Arriving from Urbino, where it was made, is a rarely seen portrait known as La Muta. It shows a young woman in courtly dress, hair finely plaited, all the usual Renaissance jewellery. She has a very slight cast in her brown eyes, but more than that an appearance of watchful remoteness. One of her fingers is tensely flexed on the bottom edge of the painting, and she sits in encroaching blackness. It is no stretch to imagine that this profound portrait shows a woman who cannot speak or cannot hear, or perhaps both.
Raphael drew from living models. There are tremendous sequences of male nudes straining back a bow to shoot an arrow in battle, except that there is no bow. An exquisite red chalk sketch of a child with its arms upraised, as if about to lift off, will be transformed into an angel. God himself looks an athlete at the end of a race, arms triumphantly outflung.

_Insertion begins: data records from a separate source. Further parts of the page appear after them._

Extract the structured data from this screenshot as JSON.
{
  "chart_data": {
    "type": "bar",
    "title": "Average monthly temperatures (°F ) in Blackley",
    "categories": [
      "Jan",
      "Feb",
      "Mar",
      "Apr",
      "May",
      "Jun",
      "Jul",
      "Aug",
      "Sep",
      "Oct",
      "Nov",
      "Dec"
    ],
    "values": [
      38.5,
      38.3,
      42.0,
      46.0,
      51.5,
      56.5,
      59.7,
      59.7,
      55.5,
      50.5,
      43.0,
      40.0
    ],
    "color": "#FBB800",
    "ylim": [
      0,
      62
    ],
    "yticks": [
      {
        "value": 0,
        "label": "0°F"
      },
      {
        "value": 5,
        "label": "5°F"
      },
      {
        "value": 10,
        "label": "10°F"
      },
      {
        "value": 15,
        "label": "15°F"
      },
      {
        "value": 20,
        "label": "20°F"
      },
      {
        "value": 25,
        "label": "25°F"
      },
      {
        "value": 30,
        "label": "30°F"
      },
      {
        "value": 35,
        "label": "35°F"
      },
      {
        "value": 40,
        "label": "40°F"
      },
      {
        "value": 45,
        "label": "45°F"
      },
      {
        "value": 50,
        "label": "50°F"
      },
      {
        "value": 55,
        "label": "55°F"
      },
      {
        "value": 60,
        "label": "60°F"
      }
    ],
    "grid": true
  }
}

And the more you look at Raphael’s drawings, so peerless, so lithe in their descriptive power, so quick with the maker’s touch, the more you see how the sight of life affects his paintings. For every idealised Madonna, there is a real mother touching, holding, guiding, cradling, protecting a real infant. Is there a more beautifully instinctive painting of a mother holding her baby than The Tempi Madonna from Munich? He is three or four months old, growing plump and upright, and just edging towards an independence she carefully supports with one hand below his bottom and the other round his back. It is affecting to think that Raphael, an orphan with no children, saw and depicted this intimacy with such closeness.
And that tenderness is there in his portraits of men as well as women. Raphael’s friend Bindo Altoviti turns dramatically towards us with his liquid blue eyes and long blond hair. Look at the downy sideburns descending almost to his jaw and you are seeing Raphael, transfixed, seduce you too with his brush until you could reach forward and stroke that cheek. Was there ever a portrait more tactile, irresistibly calling on the sense of touch?
If the sight of life deepens his art, so does personal insight. A high point of this show is Raphael’s startling painting of his great friend Baldassare Castiglione, diplomat, humanist and celebrated author of The Book of the Courtier. The face is all open intelligence and sensitivity; the demeanour a perfect expression of “sprezzatura”, that effortless grace recommended in Castiglione’s book. But the portrait has an immediacy quite unlike anything in Raphael’s idealised art. Titian, Rembrandt and Ingres all based portraits on the originality of Raphael’s half-turned, conversational composition. But most unique is the notch in the black hat, with its extraordinary zigzag sharpness: open like a speaking mouth.